Damiano stepped closer, blood on his cheek, eyes sharp. His voice was steady, brutal. “You’re a fool. But you came for your brother, my husband. And I respect that. Family is blood. He leaves alive.”

The Bellandi guards hesitated, then stepped back. Valente men closed around Salvatore, lifting him, shielding him. Blood dripped to the floor, each drop a vow.

My brother’s gaze caught mine one last time through the ruined mask. “Promise me,” he whispered. “That you’ll come and see us.”

I gripped his arm, pulled him close again, whispered fierce through my teeth. “Stay alive. That’s all I want. Nobody touches my brother.”

He pressed his forehead to mine once, a goodbye soaked in blood and promise. Then his men carried him off, boots leaving a red trail behind them.

The terrace bent to silence.
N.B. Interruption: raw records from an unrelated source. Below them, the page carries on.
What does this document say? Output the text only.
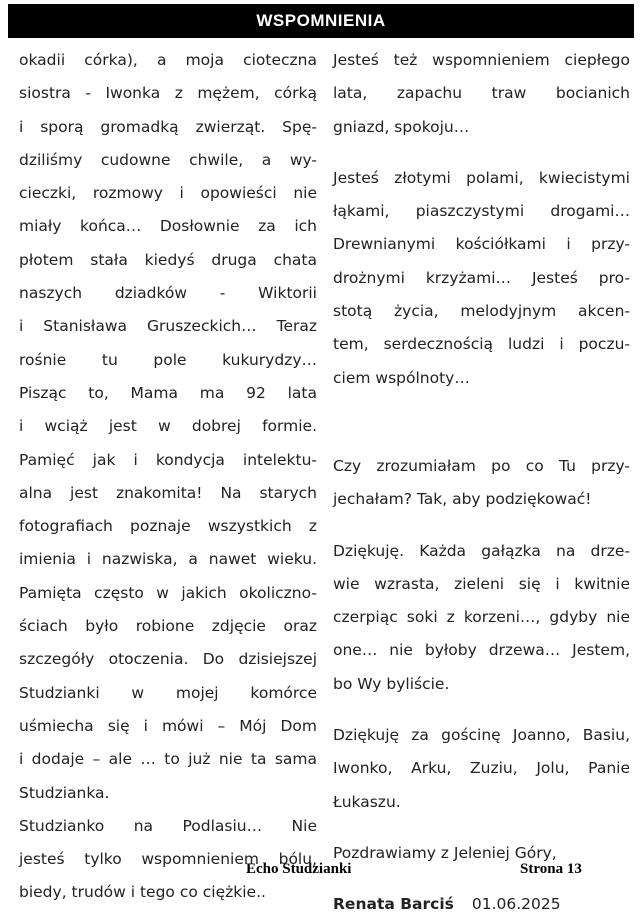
WSPOMNIENIA

okadii córka), a moja cioteczna
siostra - Iwonka z mężem, córką
i sporą gromadką zwierząt. Spę-
dziliśmy cudowne chwile, a wy-
cieczki, rozmowy i opowieści nie
miały końca… Dosłownie za ich
płotem stała kiedyś druga chata
naszych dziadków - Wiktorii
i Stanisława Gruszeckich… Teraz
rośnie tu pole kukurydzy…
Pisząc to, Mama ma 92 lata
i wciąż jest w dobrej formie.
Pamięć jak i kondycja intelektu-
alna jest znakomita! Na starych
fotografiach poznaje wszystkich z
imienia i nazwiska, a nawet wieku.
Pamięta często w jakich okoliczno-
ściach było robione zdjęcie oraz
szczegóły otoczenia. Do dzisiejszej
Studzianki w mojej komórce
uśmiecha się i mówi – Mój Dom
i dodaje – ale … to już nie ta sama
Studzianka.
Studzianko na Podlasiu… Nie
jesteś tylko wspomnieniem bólu,
biedy, trudów i tego co ciężkie..

Jesteś też wspomnieniem ciepłego
lata, zapachu traw bocianich
gniazd, spokoju…

Jesteś złotymi polami, kwiecistymi
łąkami, piaszczystymi drogami…
Drewnianymi kościółkami i przy-
drożnymi krzyżami… Jesteś pro-
stotą życia, melodyjnym akcen-
tem, serdecznością ludzi i poczu-
ciem wspólnoty…

Czy zrozumiałam po co Tu przy-
jechałam? Tak, aby podziękować!

Dziękuję. Każda gałązka na drze-
wie wzrasta, zieleni się i kwitnie
czerpiąc soki z korzeni…, gdyby nie
one… nie byłoby drzewa… Jestem,
bo Wy byliście.

Dziękuję za gościnę Joanno, Basiu,
Iwonko, Arku, Zuziu, Jolu, Panie
Łukaszu.

Pozdrawiamy z Jeleniej Góry,

Renata Barciś 01.06.2025

Echo Studzianki	Strona 13
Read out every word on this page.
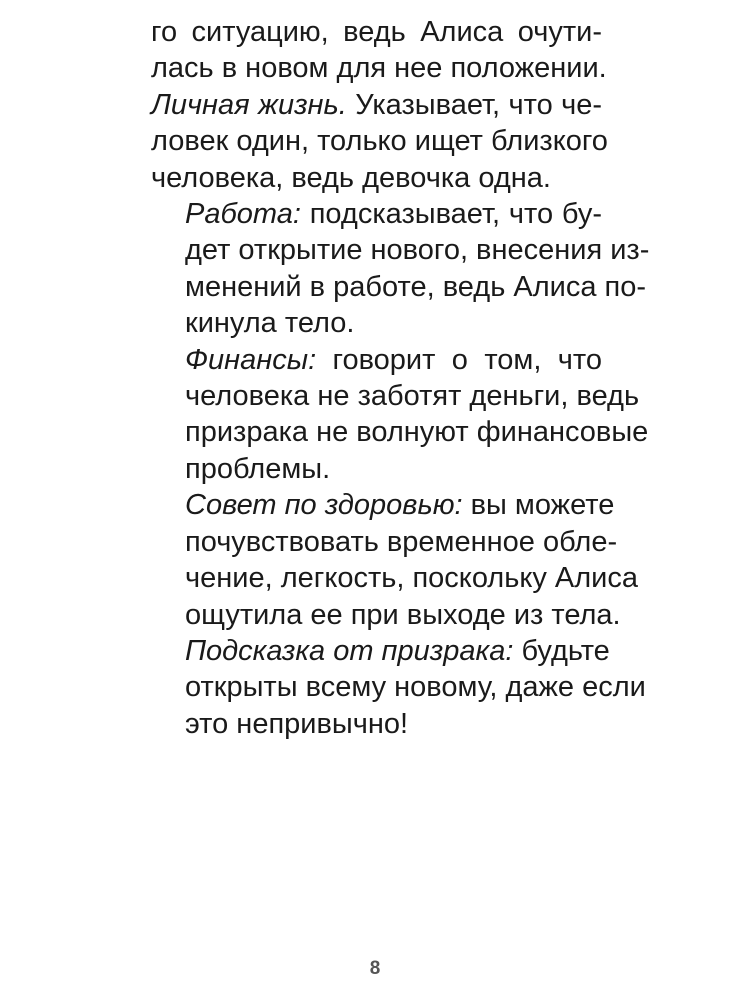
го ситуацию, ведь Алиса очути-
лась в новом для нее положении.

Личная жизнь. Указывает, что че-
ловек один, только ищет близкого
человека, ведь девочка одна.

Работа: подсказывает, что бу-
дет открытие нового, внесения из-
менений в работе, ведь Алиса по-
кинула тело.

Финансы: говорит о том, что
человека не заботят деньги, ведь
призрака не волнуют финансовые
проблемы.

Совет по здоровью: вы можете
почувствовать временное обле-
чение, легкость, поскольку Алиса
ощутила ее при выходе из тела.

Подсказка от призрака: будьте
открыты всему новому, даже если
это непривычно!

8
Then murmurs swelled.

“Valente… Valente…” Phones caught every angle. Applause sparked from one corner, curses from another. Some crossed themselves, others muttered prayers, as if to name what they’d seen a sacrament of blood.

Alessandro’s voice rose above it, mocking, sharp as a knife. “If only Riccardo weren’t dragging that name through the dirt, eh? His sons bleed for each other, and the whole terrace applauds. Without him, the Valentis might have been worth something.”

The laughter that answered carried respect with it. Heads nodded. The name Valente hissed through the terrace like smoke, suddenly less curse, more legend.

Damiano’s hand stayed locked on me, iron and heat. “You chose,” he said quietly.

And I had. For him. For Salvatore. For both.